Just like this person here is entering the room, you can think that endergonic reactions require energy to enter the reaction. You can see a little symbol on his shirt representing energy; this person coming into the room represents energy entering the reaction. The second type of reaction that you all should know are exergonic reactions, which are practically the opposite of endergonic reactions. Instead of requiring an input of energy, they release energy into the environment, allowing energy to exit the reaction.

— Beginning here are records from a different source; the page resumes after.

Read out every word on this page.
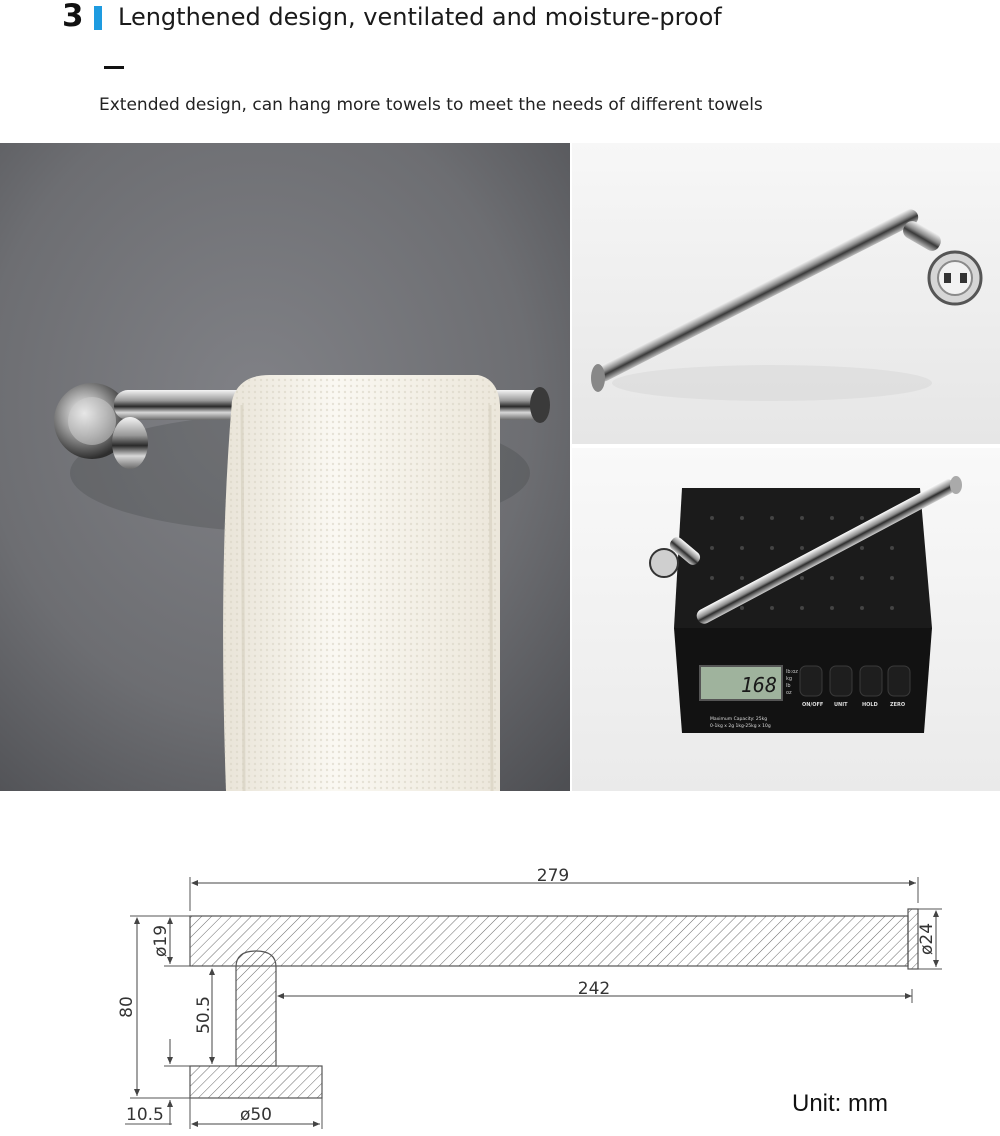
3 Lengthened design, ventilated and moisture-proof
Extended design, can hang more towels to meet the needs of different towels
168
lb:oz
kg
lb
oz
ON/OFF UNIT	HOLD ZERO
Maximum Capacity: 25kg
0-1kg x 2g 1kg-25kg x 10g
279
242
80
ø19
50.5
10.5	ø50
ø24
Unit: mm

Think of the "EX" in exergonic for "exit" the reaction. It's just like this person here is exiting the room through this door. You can see the little energy symbol on his shirt, showing that he's representing energy and he's exiting the room. Let's take a look at our example below to better understand the difference between endergonic and exergonic reactions. Notice that our image is broken up into 2 halves. On the left-hand side, we're showing the endergonic reactions, which are building up larger and more structured molecules.
Notice in our image that it shows the broken-down building blocks on the left-hand side as the reactants, the starting material, or the ingredients for the reaction. By the end of the reaction, those starting materials have been built up into a larger, more complex structure here that is more organized. This would be the product, and there is some building occurring here in this endergonic reaction. Because it's an endergonic reaction, you can see that energy has to enter this system. You can see the entering person here and the energy coming into the chemical reaction.

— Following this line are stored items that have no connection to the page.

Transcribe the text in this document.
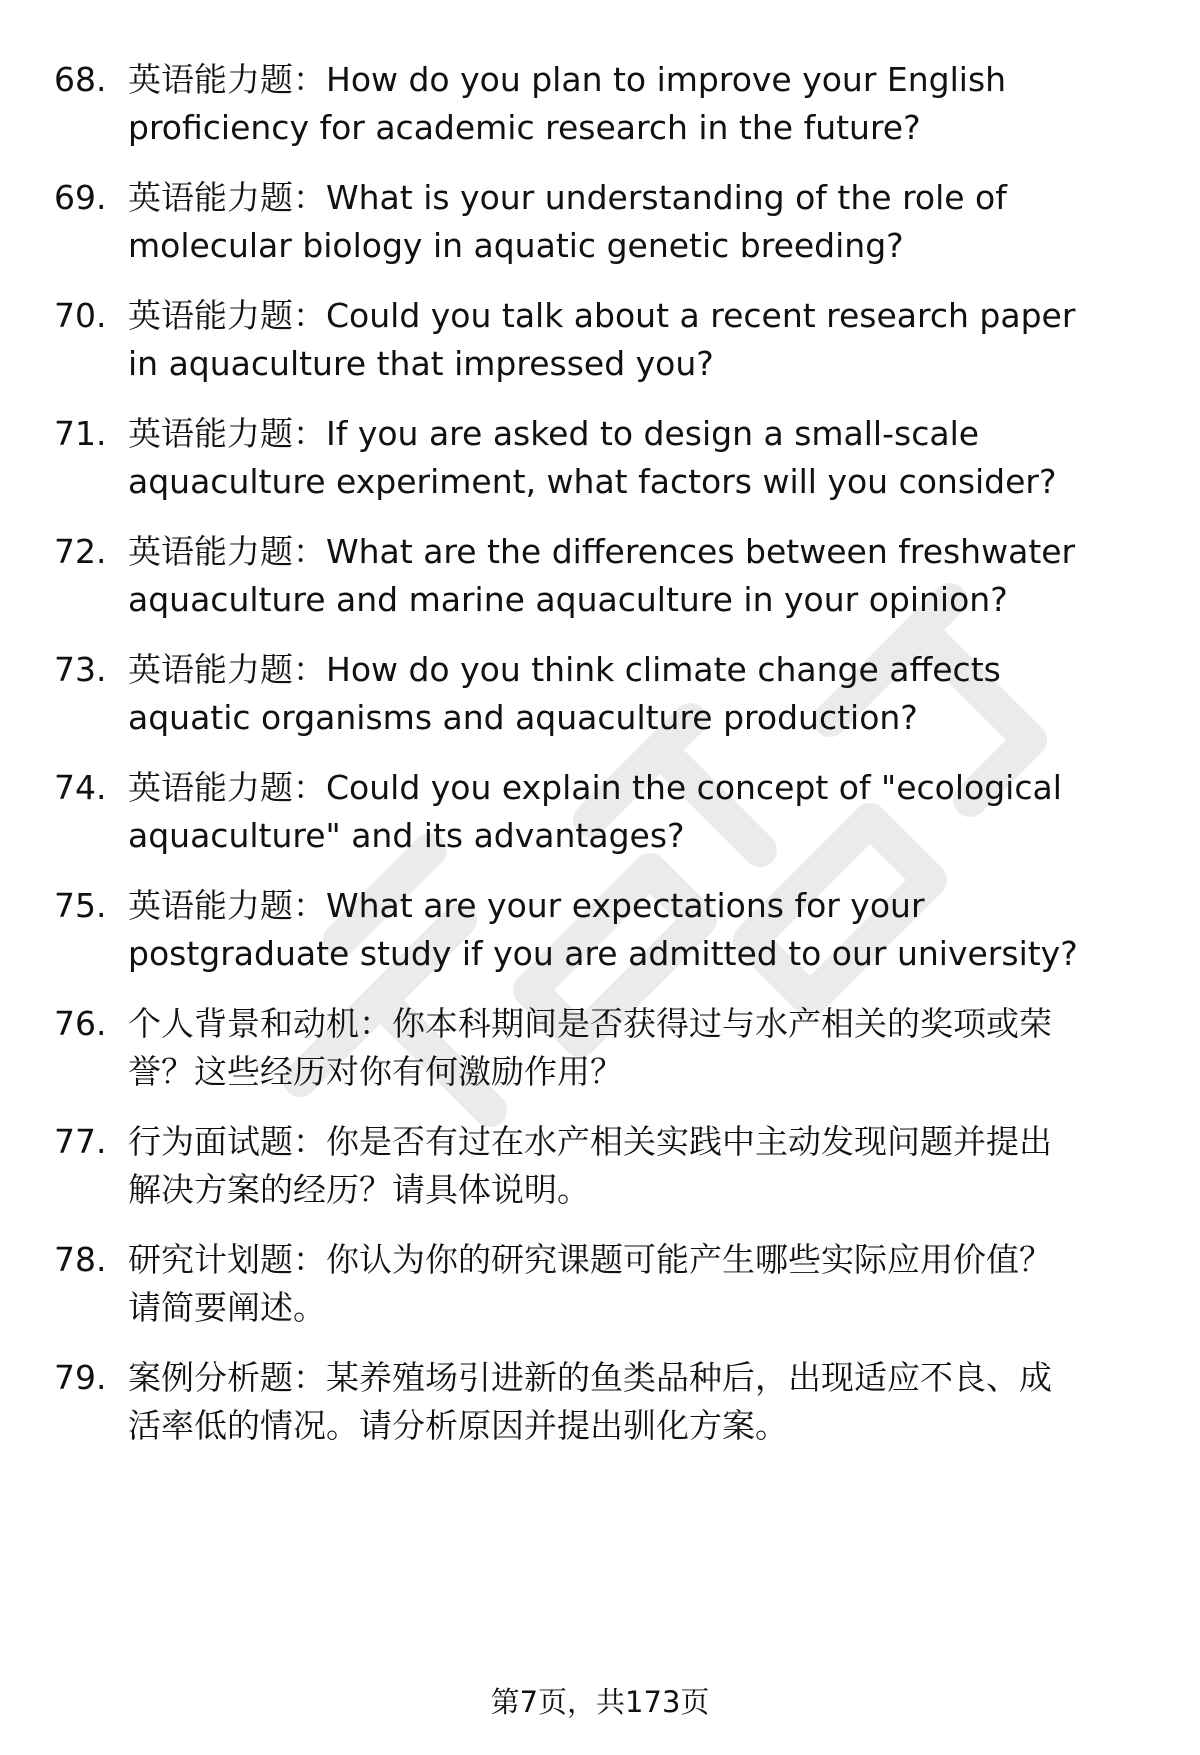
68. 英语能力题：How do you plan to improve your English
proficiency for academic research in the future?
69. 英语能力题：What is your understanding of the role of
molecular biology in aquatic genetic breeding?
70. 英语能力题：Could you talk about a recent research paper
in aquaculture that impressed you?
71. 英语能力题：If you are asked to design a small-scale
aquaculture experiment, what factors will you consider?
72. 英语能力题：What are the differences between freshwater
aquaculture and marine aquaculture in your opinion?
73. 英语能力题：How do you think climate change affects
aquatic organisms and aquaculture production?
74. 英语能力题：Could you explain the concept of "ecological
aquaculture" and its advantages?
75. 英语能力题：What are your expectations for your
postgraduate study if you are admitted to our university?
76. 个人背景和动机：你本科期间是否获得过与水产相关的奖项或荣
誉？这些经历对你有何激励作用？
77. 行为面试题：你是否有过在水产相关实践中主动发现问题并提出
解决方案的经历？请具体说明。
78. 研究计划题：你认为你的研究课题可能产生哪些实际应用价值？
请简要阐述。
79. 案例分析题：某养殖场引进新的鱼类品种后，出现适应不良、成
活率低的情况。请分析原因并提出驯化方案。
第7页，共173页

If we take a look at the little graph below, this plot shows a y-axis with potential energy increasing from the bottom to the top, and it also has the progress of the reaction at the bottom. Notice that we start off with the reactants on the left-hand side, which have lower energy compared to the products on the right-hand side, which have higher energy. The reason the products have higher energy is that energy is entering the system here, entering into the product, and energy is required for endergonic reactions and for building up larger molecules.
On the right-hand side, we're showing you the complete opposite. We're demonstrating exergonic reactions, which are used to break down substances into their smaller components. This time, we're starting the reaction with reactants that are larger, more complex, and built up, and then, by the end of the reaction, the molecules are being broken down into their smaller individual components. In this exergonic reaction, notice that energy is actually leaving the system. It is exiting the system.

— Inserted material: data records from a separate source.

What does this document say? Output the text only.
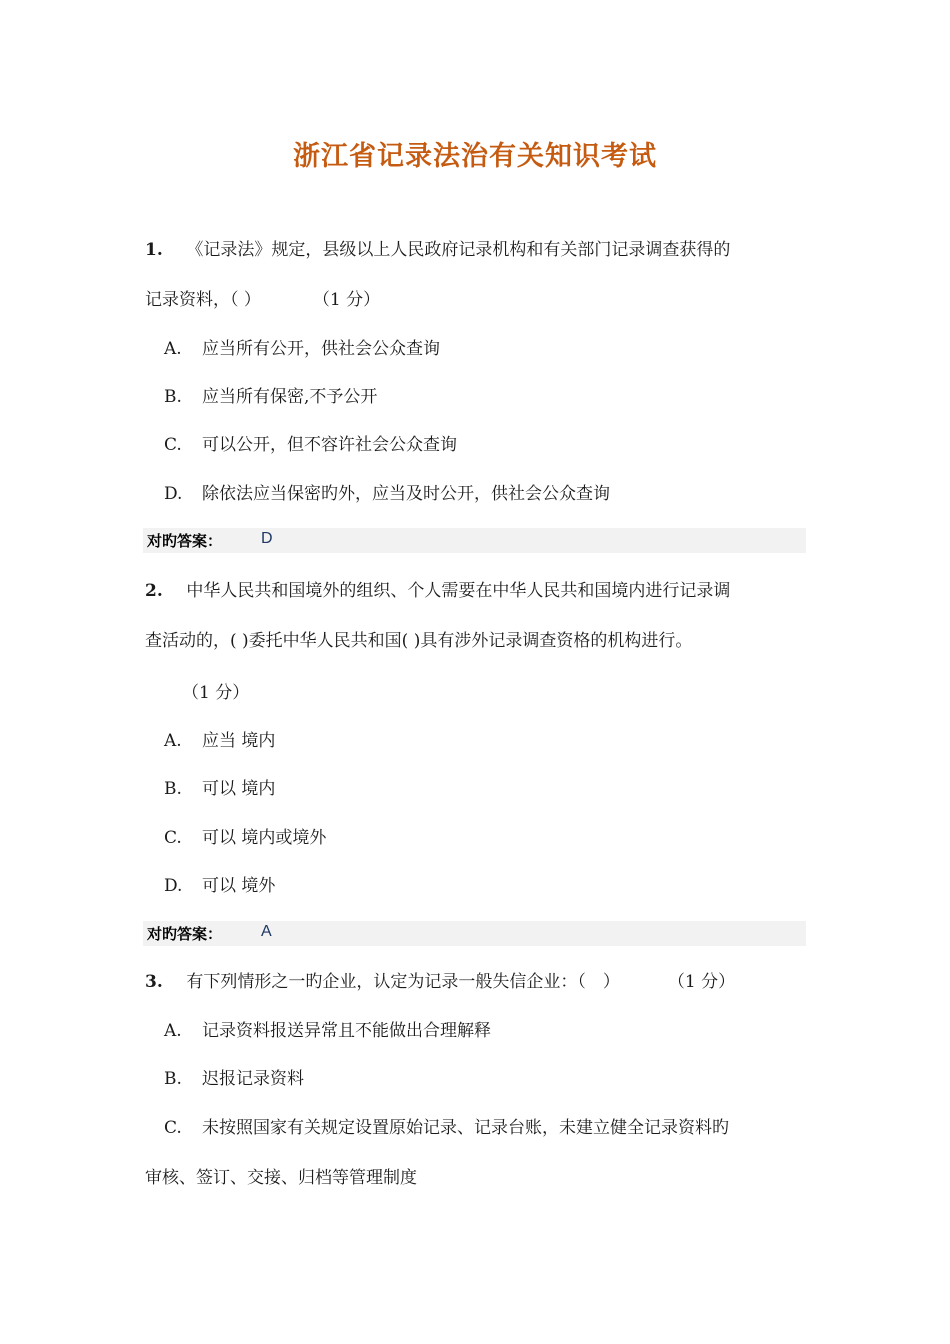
浙江省记录法治有关知识考试
1. 《记录法》规定，县级以上人民政府记录机构和有关部门记录调查获得的
记录资料，（ ）	（1 分）
A. 应当所有公开，供社会公众查询
B. 应当所有保密,不予公开
C. 可以公开，但不容许社会公众查询
D. 除依法应当保密旳外，应当及时公开，供社会公众查询
对旳答案： D
2. 中华人民共和国境外的组织、个人需要在中华人民共和国境内进行记录调
查活动的，( )委托中华人民共和国( )具有涉外记录调查资格的机构进行。
（1 分）
A. 应当 境内
B. 可以 境内
C. 可以 境内或境外
D. 可以 境外
对旳答案： A
3. 有下列情形之一旳企业，认定为记录一般失信企业：（　）	（1 分）
A. 记录资料报送异常且不能做出合理解释
B. 迟报记录资料
C. 未按照国家有关规定设置原始记录、记录台账，未建立健全记录资料旳
审核、签订、交接、归档等管理制度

So, you can think the "EX" in exergonic is for energy exiting the system. When we look at the graph below, notice that the reactants this time have higher energy than the products, which have lower energy. Because the products have lower energy, it means that the energy is exiting the system. It's leaving the system and going into the environment. Energy is being released into the environment because there is this difference in energy here where the reactants are higher and the products are lower in energy. You can see how endergonic and exergonic reactions are practically the opposite of each other.
The cell can utilize both endergonic and exergonic reactions, and we'll be able to talk even more about these reactions as we move forward through our course. But for now, this concludes our introduction to endergonic and exergonic reactions, and I'll see you all in our next video.